I shot this deer and was super pumped to finally get Joe to mount one of my whitetails. I think it turned out awesome but have had a few buddies say it doesn't look very good just wanted to see what your thoughts are.


----------



## Dgundy (10 mo ago)

you don't see that pose very often for a shoulder mount whitetail, but the taxidermy work is top notch, and it's a great buck.


----------



## vtbowhntr (Sep 21, 2009)

Mount looks good


----------



## pandy175 (Jun 1, 2005)

Looks awesome


----------



## V3x (10 mo ago)

Great work, very unique


----------



## pointndog (Jul 14, 2005)

It doesnt look too bad. The issue is you buck just has an ugly cape. People dont understand that, sometimes they dont look great and the cape is a big part of it. I have a buddy that killed a giant and was excited to get it back and it looks like crap next to his other that has a perfect cape. Same taxi mounted both also.


----------



## INHUNTR (Dec 7, 2021)

Shoulder mount looks good.


----------



## NWIOWAGRANT (Nov 24, 2018)

I did it in that pose because that's the pose he was in when I shot him.(I like to try and mimic the last pose they were in) 
He knew something wasn't right and had his ears pined and was really trying hard to get my scent.

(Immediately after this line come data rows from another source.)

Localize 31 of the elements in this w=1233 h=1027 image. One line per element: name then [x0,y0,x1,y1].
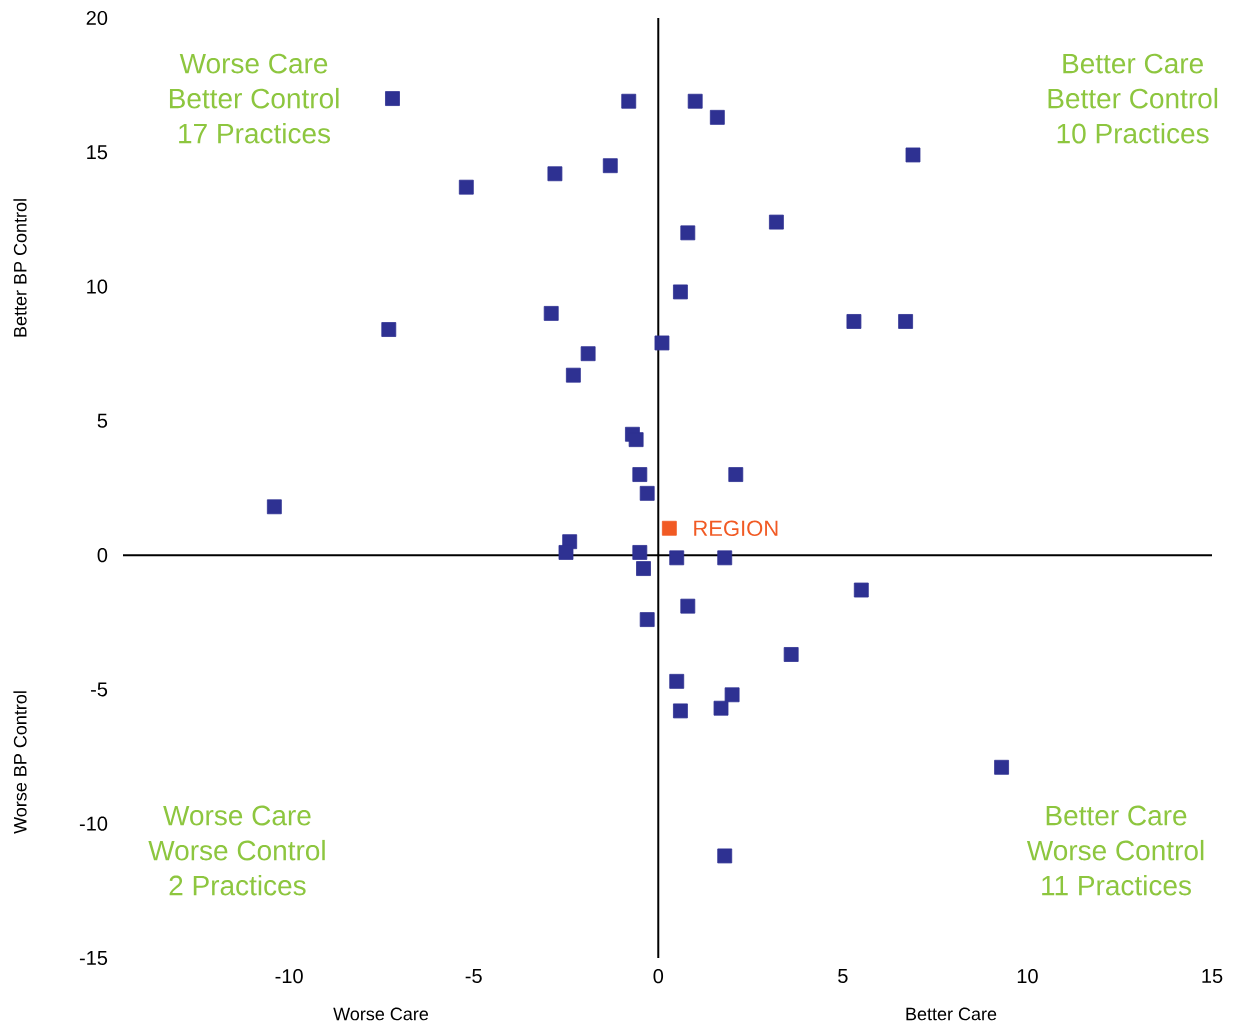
y-tick-label: -10 [79,816,108,831]
y-tick-label: 15 [87,145,108,160]
x-tick-label: 5 [838,969,848,983]
annotation: 11 Practices [1042,874,1191,896]
annotation: Worse Control [1026,839,1204,861]
series-label: REGION [694,520,778,537]
annotation: 10 Practices [1057,122,1209,144]
x-tick-label: 0 [653,969,664,984]
y-tick-label: -5 [91,682,108,697]
y-tick-label: 0 [97,548,108,563]
annotation: Better Care [1063,53,1203,74]
y-tick-label: 5 [97,413,108,428]
x-tick-label: -10 [275,969,303,984]
text: Better Care [906,1007,997,1021]
x-tick-label: 10 [1017,969,1038,984]
x-tick-label: -5 [465,969,482,983]
text: Worse Care [333,1007,429,1021]
annotation: Worse Control [148,839,325,861]
annotation: 2 Practices [169,874,306,896]
annotation: Worse Care [179,53,328,74]
y-tick-label: 10 [87,279,108,294]
annotation: Worse Care [163,805,311,826]
x-tick-label: 15 [1202,969,1223,983]
annotation: 17 Practices [179,122,331,144]
annotation: Better Control [169,87,339,109]
annotation: Better Control [1048,87,1218,109]
text: Better BP Control [13,199,27,337]
annotation: Better Care [1046,805,1187,826]
y-tick-label: -15 [79,950,108,965]
y-tick-label: 20 [86,10,108,26]
text: Worse BP Control [13,691,27,834]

He was 7 yards quarting to me ..I tucked the arrow right down the crease in his neck ..he went 5 yards. It is a very unique mount. Joe was a pleasure to work with and the attention to detail is second to none. Down to the little flap of skin in the corner of his eyes.. it's spot on!


----------



## NWIOWAGRANT (Nov 24, 2018)

pointndog said:


> It doesnt look too bad. The issue is you buck just has an ugly cape. People dont understand that, sometimes they dont look great and the cape is a big part of it. I have a buddy that killed a giant and was excited to get it back and it looks like crap next to his other that has a perfect cape. Same taxi mounted both also.


Yeah I knew that going in as well. He had a scar across his nose and had been in some fights. Joe asked me if I wanted a different cape. I wanted to keep him how he was. He also asked if I wanted his guy to repair the rack...nope!


----------



## pointndog (Jul 14, 2005)

NWIOWAGRANT said:


> Yeah I knew that going in as well. He had a scar across his nose and had been in some fights. Joe asked me if I wanted a different cape. I wanted to keep him how he was. He also asked if I wanted his guy to repair the rack...nope!


I am the same way, I always want my cape unless it is unrepairable. Joe does awesome work, most of my mounts are on forms he designed


----------



## wizzkid8631 (Jan 5, 2017)

NWIOWAGRANT said:


> Yeah I knew that going in as well. He had a scar across his nose and had been in some fights. Joe asked me if I wanted a different cape. I wanted to keep him how he was. He also asked if I wanted his guy to repair the rack...nope!



It’s all whatever you are looking for. I think it’s great personally.


----------



## horsehands (Jul 25, 2012)

Your buddies just wish they had stuck that old warrior instead of you.


----------



## 603Scott (Aug 6, 2020)

What a monster. Congrats.


----------



## df06 (Jun 9, 2007)

I like it, looks good and very nice deer.


----------



## MountNMan57 (Oct 1, 2020)

Joe is a world class master taxidermist. I guess that doesn’t mean everyone will like his work, but I guarantee it’s top notch and anatomically correct.


----------



## azjim (11 mo ago)

I agree that the buck is awesome, but the cape doesn’t do it justice.


----------